The expression in parentheses, \frac{\partial Y^k}{\partial x^i} + \Gamma^k_{ij}\, Y^j, is often written (\nabla_i Y)^k or Y^k_{\ ;i} and called the covariant components of the derivative of Y.

More abstractly, \nabla is an affine connection: an operator on any smooth manifold M that differentiates vector fields while keeping the result in T_pM. In the next chapter, we use it to define geodesics and parallel transport.

04

Geodesics & Parallel Transport

What is the shortest path between two points on a curved surface? This question, older than calculus itself, leads to the calculus of variations, the Euler-Lagrange equation, and the notion of geodesic.

The Shortest Path Problem

On a flat plane, the shortest path between two points is a straight line. This fact is so basic that Euclid took it as an axiom. But what happens on a curved surface?

Navigators have known for centuries that the shortest route between two cities on Earth follows a great circle, not a straight line on the map. This practical observation hides a deep mathematical question: among all curves connecting two points on a surface, which one has the smallest length?

In 1696, Johann Bernoulli posed the brachistochrone problem: find the curve along which a bead slides fastest under gravity. This was not about shortest distance but shortest time, yet the mathematical structure is the same. Solutions came from Leibniz, Newton, l'Hôpital, and Jakob Bernoulli. Each had to optimize over an infinite-dimensional space of curves.

Leonhard Euler systematized these ideas in 1744, developing the calculus of variations: a framework for finding curves (or functions) that minimize (or make stationary) a given integral quantity.
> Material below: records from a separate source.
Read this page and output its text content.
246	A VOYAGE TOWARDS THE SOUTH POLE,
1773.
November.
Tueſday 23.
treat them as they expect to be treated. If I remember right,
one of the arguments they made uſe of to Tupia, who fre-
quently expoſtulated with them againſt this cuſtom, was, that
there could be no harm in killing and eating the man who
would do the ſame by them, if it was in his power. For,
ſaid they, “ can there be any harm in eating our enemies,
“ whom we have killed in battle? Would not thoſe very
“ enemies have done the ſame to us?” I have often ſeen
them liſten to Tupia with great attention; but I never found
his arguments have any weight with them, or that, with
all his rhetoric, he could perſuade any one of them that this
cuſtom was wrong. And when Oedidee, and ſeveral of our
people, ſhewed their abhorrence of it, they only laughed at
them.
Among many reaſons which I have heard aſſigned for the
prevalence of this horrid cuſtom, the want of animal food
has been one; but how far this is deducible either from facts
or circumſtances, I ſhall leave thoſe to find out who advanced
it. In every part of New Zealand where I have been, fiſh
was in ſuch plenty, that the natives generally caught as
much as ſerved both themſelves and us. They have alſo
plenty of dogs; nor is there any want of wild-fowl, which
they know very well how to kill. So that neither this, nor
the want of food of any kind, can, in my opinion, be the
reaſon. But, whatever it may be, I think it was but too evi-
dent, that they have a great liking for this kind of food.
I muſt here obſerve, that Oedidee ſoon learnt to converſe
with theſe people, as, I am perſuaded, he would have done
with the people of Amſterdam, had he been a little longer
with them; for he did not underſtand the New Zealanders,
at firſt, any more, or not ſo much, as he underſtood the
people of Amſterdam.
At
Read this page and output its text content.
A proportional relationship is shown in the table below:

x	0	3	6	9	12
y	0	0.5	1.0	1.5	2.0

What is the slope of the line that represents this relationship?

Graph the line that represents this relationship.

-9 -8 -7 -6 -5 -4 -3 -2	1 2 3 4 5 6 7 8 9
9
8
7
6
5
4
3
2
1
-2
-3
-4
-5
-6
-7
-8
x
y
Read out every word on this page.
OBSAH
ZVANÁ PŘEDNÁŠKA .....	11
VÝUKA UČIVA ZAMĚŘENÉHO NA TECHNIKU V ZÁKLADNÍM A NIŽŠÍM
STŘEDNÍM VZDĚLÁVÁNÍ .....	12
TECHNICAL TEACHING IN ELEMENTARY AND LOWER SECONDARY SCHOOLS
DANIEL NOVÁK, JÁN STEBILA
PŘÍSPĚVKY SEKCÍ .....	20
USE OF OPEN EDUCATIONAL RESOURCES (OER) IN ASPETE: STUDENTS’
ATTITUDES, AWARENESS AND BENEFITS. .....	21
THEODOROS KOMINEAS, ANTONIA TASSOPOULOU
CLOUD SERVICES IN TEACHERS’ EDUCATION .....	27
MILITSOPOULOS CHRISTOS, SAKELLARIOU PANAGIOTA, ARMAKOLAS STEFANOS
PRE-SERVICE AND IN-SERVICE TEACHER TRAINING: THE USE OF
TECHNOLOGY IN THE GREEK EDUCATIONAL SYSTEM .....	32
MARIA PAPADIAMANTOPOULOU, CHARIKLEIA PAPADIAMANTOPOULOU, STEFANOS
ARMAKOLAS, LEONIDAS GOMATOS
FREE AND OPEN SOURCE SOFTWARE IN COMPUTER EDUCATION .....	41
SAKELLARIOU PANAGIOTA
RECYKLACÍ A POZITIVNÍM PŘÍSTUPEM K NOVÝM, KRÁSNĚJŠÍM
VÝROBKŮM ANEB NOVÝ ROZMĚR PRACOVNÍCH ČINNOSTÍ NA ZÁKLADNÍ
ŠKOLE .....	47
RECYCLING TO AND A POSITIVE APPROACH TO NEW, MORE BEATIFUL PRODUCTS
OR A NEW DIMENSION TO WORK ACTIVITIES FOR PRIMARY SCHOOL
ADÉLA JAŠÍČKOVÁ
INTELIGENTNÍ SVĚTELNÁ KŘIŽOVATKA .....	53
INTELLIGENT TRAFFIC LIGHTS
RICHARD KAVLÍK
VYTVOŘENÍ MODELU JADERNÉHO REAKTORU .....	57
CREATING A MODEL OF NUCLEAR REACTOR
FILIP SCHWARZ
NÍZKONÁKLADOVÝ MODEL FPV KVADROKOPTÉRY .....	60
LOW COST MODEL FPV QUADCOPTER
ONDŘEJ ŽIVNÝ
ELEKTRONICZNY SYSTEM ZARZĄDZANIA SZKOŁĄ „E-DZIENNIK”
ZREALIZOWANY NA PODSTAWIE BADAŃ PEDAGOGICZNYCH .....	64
Joseph-Louis Lagrange refined the method in 1755, giving it the elegant form we use today.

From Length to Energy

Given a curve \gamma: [a, b] \to M on a Riemannian manifold (a smooth manifold M equipped with a metric g, as introduced in Chapter 3), its length is:

L(\gamma) = \int_a^b \sqrt{g_{\gamma(t)}(\dot\gamma(t), \dot\gamma(t))} \, dt

The square root makes this functional difficult to work with (it is invariant under reparametrization, which introduces degeneracies). Instead, we minimize the energy functional:

Definition

The energy of a curve \gamma: [a, b] \to M is:

E(\gamma) = \frac{1}{2} \int_a^b g_{\gamma(t)}(\dot\gamma(t), \dot\gamma(t)) \, dt

A curve that minimizes E among all curves with the same endpoints also minimizes L (by the Cauchy-Schwarz inequality), and it is automatically parametrized proportionally to arc length. This is why we work with energy rather than length.

Calculus of Variations

The key idea: to find the curve that makes E stationary, we perturb it. Consider a smooth one-parameter family of curves \gamma_\varepsilon(t) = \gamma(t) + \varepsilon \, \eta(t) where \eta is a smooth vector field along \gamma that vanishes at the endpoints: \eta(a) = \eta(b) = 0.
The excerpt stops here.